Between now and Tuesday the outcome of the July 2 election should become easier to forecast. As of midday today (June 10), we will have the full lists of candidates and between then and the opening of pre-poll voting on Tuesday, the parties will decide their preferences. Applying some basic statistical skills to the state-by-state polling figures will offer some idea to the likely make up of the House of Representatives after ballots have been cast.
Determining the composition of the Senate, however, will be a different matter. Guessing will be about the best we can do. This election should be all about the Senate. We have a first-term government going to a double dissolution because the upper house has constantly frustrated its legislative program. We have not seen a one-term administration in this country since Jim Scullin’s Labor government was swamped by the Great Depression. All the focus at this poll should be on the likely outcome of the joint sitting of both houses the Turnbull government will be entitled to call to guarantee the passage of its industrial relations laws.
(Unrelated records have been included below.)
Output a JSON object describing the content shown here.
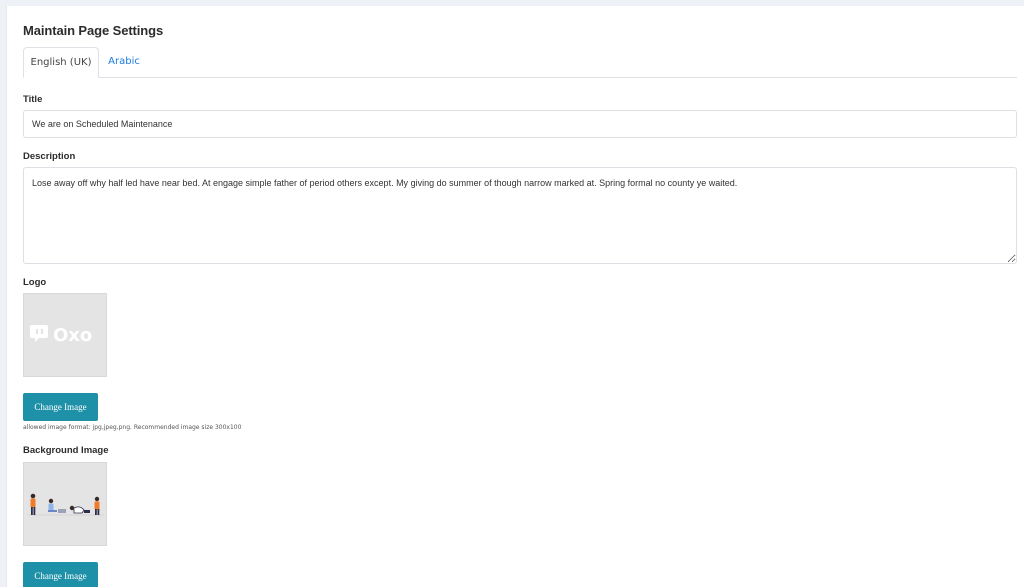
{
  "page": {
    "title": "Maintain Page Settings"
  },
  "tabs": [
    {
      "label": "English (UK)",
      "active": true
    },
    {
      "label": "Arabic",
      "active": false
    }
  ],
  "fields": {
    "title": {
      "label": "Title",
      "value": "We are on Scheduled Maintenance"
    },
    "description": {
      "label": "Description",
      "value": "Lose away off why half led have near bed. At engage simple father of period others except. My giving do summer of though narrow marked at. Spring formal no county ye waited."
    },
    "logo": {
      "label": "Logo",
      "logo_text": "Oxo",
      "button_label": "Change Image",
      "hint": "allowed image format: jpg,jpeg,png. Recommended image size 300x100"
    },
    "background": {
      "label": "Background Image",
      "button_label": "Change Image"
    }
  },
  "colors": {
    "accent_button": "#1e91a8",
    "tab_link": "#1a7de0"
  }
}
Instead, the focus is whether Turnbull will emulate Scullin. And the shape of the Senate is a mystery. The changes to the Senate voting system passed by the Coalition with the unlikely support of the Greens and Nick Xenophon in a bid to stop micro parties gaming the system abolished the tool used to calculate Senate outcomes, the group-voting ticket. In an optional preferential system, as the ABC’s Antony Green explains, it is impossible to model the Senate vote, as there is no reliable method of predicting just how many voters will allocate preferences and which way they will flow.
All we know is that the protest vote will be high and, thanks to the double dissolution, the quota needed for election to the Senate has been halved. And so we enter the final three weeks of the campaign with the House of Representatives on a knife edge and, when we talk about the Senate, in the dark.
Amazing what great political minds can achieve.